Quello che disse Cancemi – Per la verità, però, a parlare di Berlusconi e Dell’Utri come possibile soluzione ai problemi di Cosa nostra era stato lo stesso Riina già nel giugno del 1992, quando la nascita di Forza Italia era ancora alle primissime battute. A sostenerlo – lo ha ricordato nelle scorse udienze il pm Di Matteo – era stato il pentito Salvatore Cancemi. Nel corso della riunione del giugno ’92, “Riina si prese la responsabilità di eliminare Paolo Borsellino“. Nella stessa circostanza aggiunse che “andava coltivato il rapporto con Silvio Berlusconi e Marcello Dell’Utri“.  “Non è un racconto del relato ma proviene dalla voce di un autorevole capomafia”, aveva detto Di Matteo. Le dichiarazioni di Cancemi, secondo l’accusa, riscontrano quanto detto in carcere da Giuseppe Graviano. Intercettazioni che hanno fatto riaprire le indagini su Berlusconi e Dell’Utri come mandanti delle stragi e che sono state al centro di un acceso dibattito processuale tra accusa e difesa.

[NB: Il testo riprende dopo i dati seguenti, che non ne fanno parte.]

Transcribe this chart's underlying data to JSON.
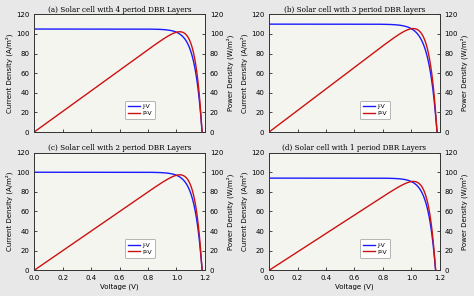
{
  "panels": [
    {
      "label": "(a)",
      "title": "Solar cell with 4 period DBR Layers",
      "Jsc": 105,
      "Voc": 1.18,
      "n": 2.0,
      "rs": 0.002
    },
    {
      "label": "(b)",
      "title": "Solar cell with 3 period DBR layers",
      "Jsc": 110,
      "Voc": 1.18,
      "n": 2.2,
      "rs": 0.002
    },
    {
      "label": "(c)",
      "title": "Solar cell with 2 period DBR Layers",
      "Jsc": 100,
      "Voc": 1.18,
      "n": 2.0,
      "rs": 0.002
    },
    {
      "label": "(d)",
      "title": "Solar cell with 1 period DBR Layers",
      "Jsc": 94,
      "Voc": 1.17,
      "n": 2.0,
      "rs": 0.002
    }
  ],
  "jv_color": "#1a1aff",
  "pv_color": "#cc1111",
  "line_width": 1.0,
  "xlabel": "Voltage (V)",
  "ylabel_left": "Current Density (A/m²)",
  "ylabel_right": "Power Density (W/m²)",
  "xlim": [
    0.0,
    1.2
  ],
  "ylim": [
    0,
    120
  ],
  "xticks": [
    0.0,
    0.2,
    0.4,
    0.6,
    0.8,
    1.0,
    1.2
  ],
  "yticks": [
    0,
    20,
    40,
    60,
    80,
    100,
    120
  ],
  "legend_jv": "J-V",
  "legend_pv": "P-V",
  "bg_color": "#f5f5f0",
  "fig_bg": "#e8e8e8"
}
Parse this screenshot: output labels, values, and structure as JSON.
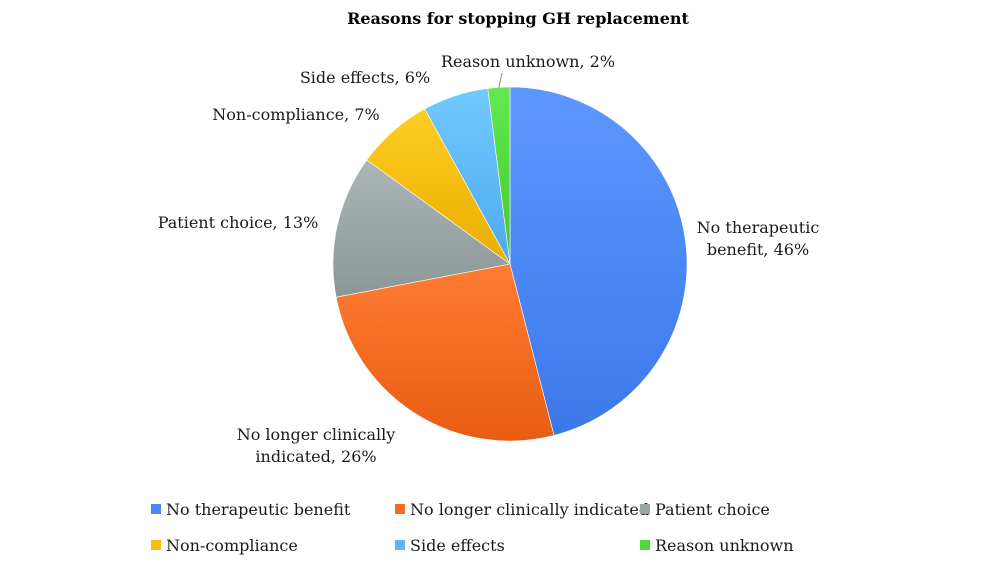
{
  "chart_data": {
    "type": "pie",
    "title": "Reasons for stopping GH replacement",
    "slices": [
      {
        "label": "No therapeutic benefit",
        "value": 46,
        "data_label": [
          "No therapeutic",
          "benefit, 46%"
        ],
        "color": "#4a86f7"
      },
      {
        "label": "No longer clinically indicated",
        "value": 26,
        "data_label": [
          "No longer clinically",
          "indicated, 26%"
        ],
        "color": "#f76a21"
      },
      {
        "label": "Patient choice",
        "value": 13,
        "data_label": [
          "Patient choice, 13%"
        ],
        "color": "#9aa4a5"
      },
      {
        "label": "Non-compliance",
        "value": 7,
        "data_label": [
          "Non-compliance, 7%"
        ],
        "color": "#f8bb10"
      },
      {
        "label": "Side effects",
        "value": 6,
        "data_label": [
          "Side effects, 6%"
        ],
        "color": "#5eb7fa"
      },
      {
        "label": "Reason unknown",
        "value": 2,
        "data_label": [
          "Reason unknown, 2%"
        ],
        "color": "#52d63e"
      }
    ],
    "legend_position": "bottom",
    "start_angle": "12 o'clock",
    "direction": "clockwise"
  }
}
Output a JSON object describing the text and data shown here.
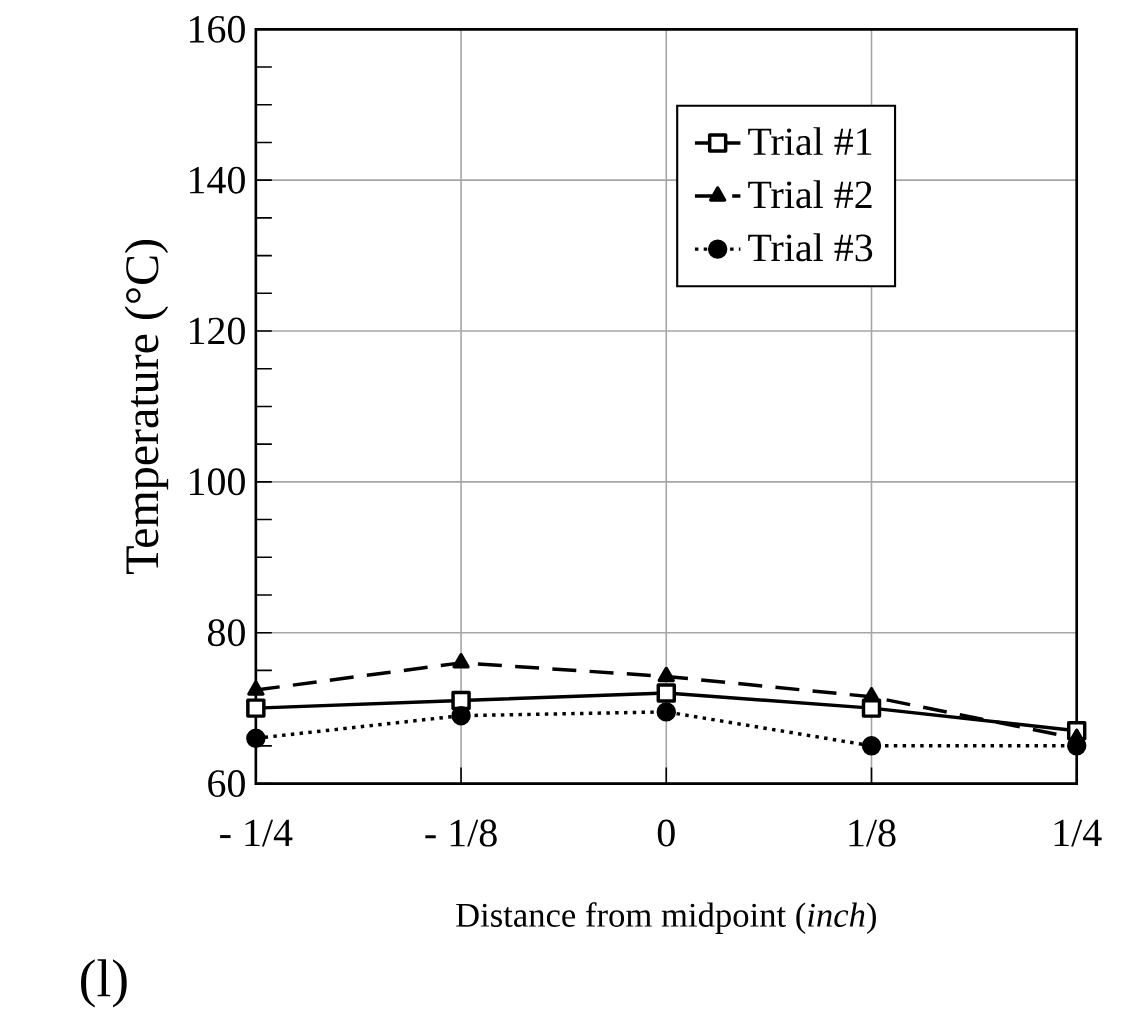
{
  "chart_data": {
    "type": "line",
    "xlabel": "Distance from midpoint (*inch*)",
    "ylabel": "Temperature (°C)",
    "categories": [
      "- 1/4",
      "- 1/8",
      "0",
      "1/8",
      "1/4"
    ],
    "series": [
      {
        "name": "Trial #1",
        "color": "#000000",
        "marker": "square",
        "line_style": "solid",
        "values": [
          70,
          71,
          72,
          70,
          67
        ]
      },
      {
        "name": "Trial #2",
        "color": "#000000",
        "marker": "triangle",
        "line_style": "dashed",
        "values": [
          72.4,
          76,
          74.2,
          71.5,
          66
        ]
      },
      {
        "name": "Trial #3",
        "color": "#000000",
        "marker": "circle",
        "line_style": "dotted",
        "values": [
          66,
          69,
          69.5,
          65,
          65
        ]
      }
    ],
    "ylim": [
      60,
      160
    ],
    "yticks": [
      60,
      {
        "value": 65,
        "label": null
      },
      {
        "value": 70,
        "label": null
      },
      {
        "value": 75,
        "label": null
      },
      80,
      {
        "value": 85,
        "label": null
      },
      {
        "value": 90,
        "label": null
      },
      {
        "value": 95,
        "label": null
      },
      100,
      {
        "value": 105,
        "label": null
      },
      {
        "value": 110,
        "label": null
      },
      {
        "value": 115,
        "label": null
      },
      120,
      {
        "value": 125,
        "label": null
      },
      {
        "value": 130,
        "label": null
      },
      {
        "value": 135,
        "label": null
      },
      140,
      {
        "value": 145,
        "label": null
      },
      {
        "value": 150,
        "label": null
      },
      {
        "value": 155,
        "label": null
      },
      160
    ],
    "grid": true,
    "legend": "top right",
    "annotations": [
      "(l)"
    ]
  }
}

L’opinione di Riina – Anche Riina era stato intercettato in carcere dalla procura di Palermo. E quelle registrazioni sono state lette in aula dal pm Del Bene.  “Berlusconi era una persona inaffidabile mentre Marcello dell’Utri era una persona seria che ha mantenuto la sua parola”, ha detto il magistrato riferendosi alle confidenze fatte dal copo dei capi al codetenuto Alberto Lo Russo. “Riina considerava Dell’Utri una persona seria, dalla sua parte, che ha mantenuto la parola data. Oppure Riina è ritenuto un boss solo per tenerlo al 41bis mentre poi, quando parla, viene considerato rincoglionito?”, ha aggiunto ancora il pm alla fine della settima udienza dedicata all’esposizione della requisitoria. La cui fine è prevista per domani quando i quattro magistrati esporranno davanti alla corte d’Assise le richieste di pena. Sarà anche l’ultima udienza per Di Matteo eDel Bene: promossi allaprocura nazionale antimafia sono stati applicati al processo sulla Trattativa solo fino alla fine della requisitoria. Sono anche gli unici due magistrati che seguono l’inchiesta dall’inizio: dal 2008 con le prime iscrizioni del registro degli indagati. Dieci anni dopo il processo sul patto segreto che avrebbe portato uomini delle istituzioni a sedere allo stesso tavolo della piovra è alle battute finali.